Performing the more serious ‘cante jondo’ flamenco style, the two singers (Javier Rivera and Rosario Amador) and guitarist (Miguel Pérez) were fantastic. Like many musicians in flamenco, they all had the necessary technical ability and incredible passion, yet they did it in such a beautifully understated way, which I found quite unusual when compared to previous flamenco performances I’ve seen. It wasn’t just about volume and power, you could also hear the gentle, melancholy yearning in how they played.
And then came the dancers. The incredible David Pérez (whose company it is) and the magnificent Maria José León appeared in fabulously flamboyant outfits and within seconds, the entire audience was transfixed. David and Maria José seemed so in sync with each other and I also loved how they incorporated the traditional flamenco shawl (mantón de manila), making it a fundmental element of the first song. I’d never seen that before. According to Antonio, a flamenco fan friend, he had noticed more of the ‘Stomp’-style rhythms had been included, even incorporating a bastón (walking stick) as a percussive instrument, which together with the intricate footwork, was mesmerising as an additional instrument.
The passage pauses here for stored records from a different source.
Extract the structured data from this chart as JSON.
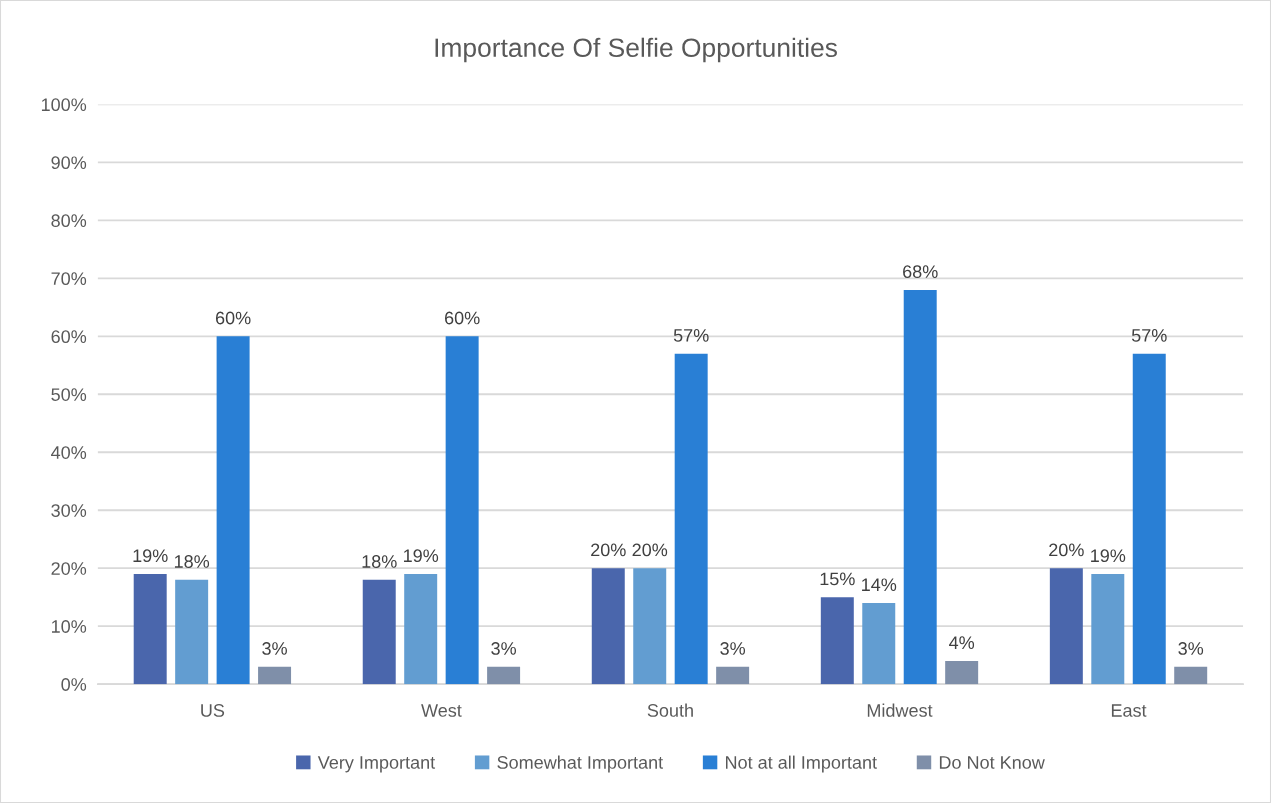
{
  "chart_data": {
    "type": "bar",
    "title": "Importance Of Selfie Opportunities",
    "categories": [
      "US",
      "West",
      "South",
      "Midwest",
      "East"
    ],
    "series": [
      {
        "name": "Very Important",
        "color": "#4a66ac",
        "values": [
          19,
          18,
          20,
          15,
          20
        ],
        "value_labels": [
          "19%",
          "18%",
          "20%",
          "15%",
          "20%"
        ]
      },
      {
        "name": "Somewhat Important",
        "color": "#629dd1",
        "values": [
          18,
          19,
          20,
          14,
          19
        ],
        "value_labels": [
          "18%",
          "19%",
          "20%",
          "14%",
          "19%"
        ]
      },
      {
        "name": "Not at all Important",
        "color": "#297fd5",
        "values": [
          60,
          60,
          57,
          68,
          57
        ],
        "value_labels": [
          "60%",
          "60%",
          "57%",
          "68%",
          "57%"
        ]
      },
      {
        "name": "Do Not Know",
        "color": "#7f8fa9",
        "values": [
          3,
          3,
          3,
          4,
          3
        ],
        "value_labels": [
          "3%",
          "3%",
          "3%",
          "4%",
          "3%"
        ]
      }
    ],
    "ylim": [
      0,
      100
    ],
    "yticks": [
      {
        "value": 0,
        "label": "0%"
      },
      {
        "value": 10,
        "label": "10%"
      },
      {
        "value": 20,
        "label": "20%"
      },
      {
        "value": 30,
        "label": "30%"
      },
      {
        "value": 40,
        "label": "40%"
      },
      {
        "value": 50,
        "label": "50%"
      },
      {
        "value": 60,
        "label": "60%"
      },
      {
        "value": 70,
        "label": "70%"
      },
      {
        "value": 80,
        "label": "80%"
      },
      {
        "value": 90,
        "label": "90%"
      },
      {
        "value": 100,
        "label": "100%"
      }
    ],
    "grid": "y",
    "legend": "bottom"
  }
}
For the first time, instead of the patronising insincerity of so-called professionals who turn up and seemingly phone it in , I was seeing how the passionate intensity and captivating sincerity of flamenco dancing could be integral to the performance and I loved it and I never thought I’d say that! Although the ‘stars’ of this particular set were the dancers, I loved the whole thing and how the musicians and dancers worked together. This company were on a different level to flamenco performances that I have seen before and if you haven’t seen them yet. I would highly recommend them! I’m strangely relieved that after more than 3 years living in Andalucia (two in the city of Granada and one here in Lucainena de las Torres) that I finally feel like I understand much more about flamenco and not just the music, but also the dancing.
It’s a wonderful thing that events like these are offered by the local town halls. In addition to annual ferias/fiestas, even the smallest Spanish villages have a lot of outdoor events over the summer including sporting events, processions, street theatre, concerts and outdoor cinema for everyone to enjoy. The ‘Caldo Minero flamenco festival’ has taken place every 2 years since 1990 and long may it continue. I look forward to going back to Sierra Alhamilla for the spa, to have a look around the village and also of course, to the next Caldo Minero!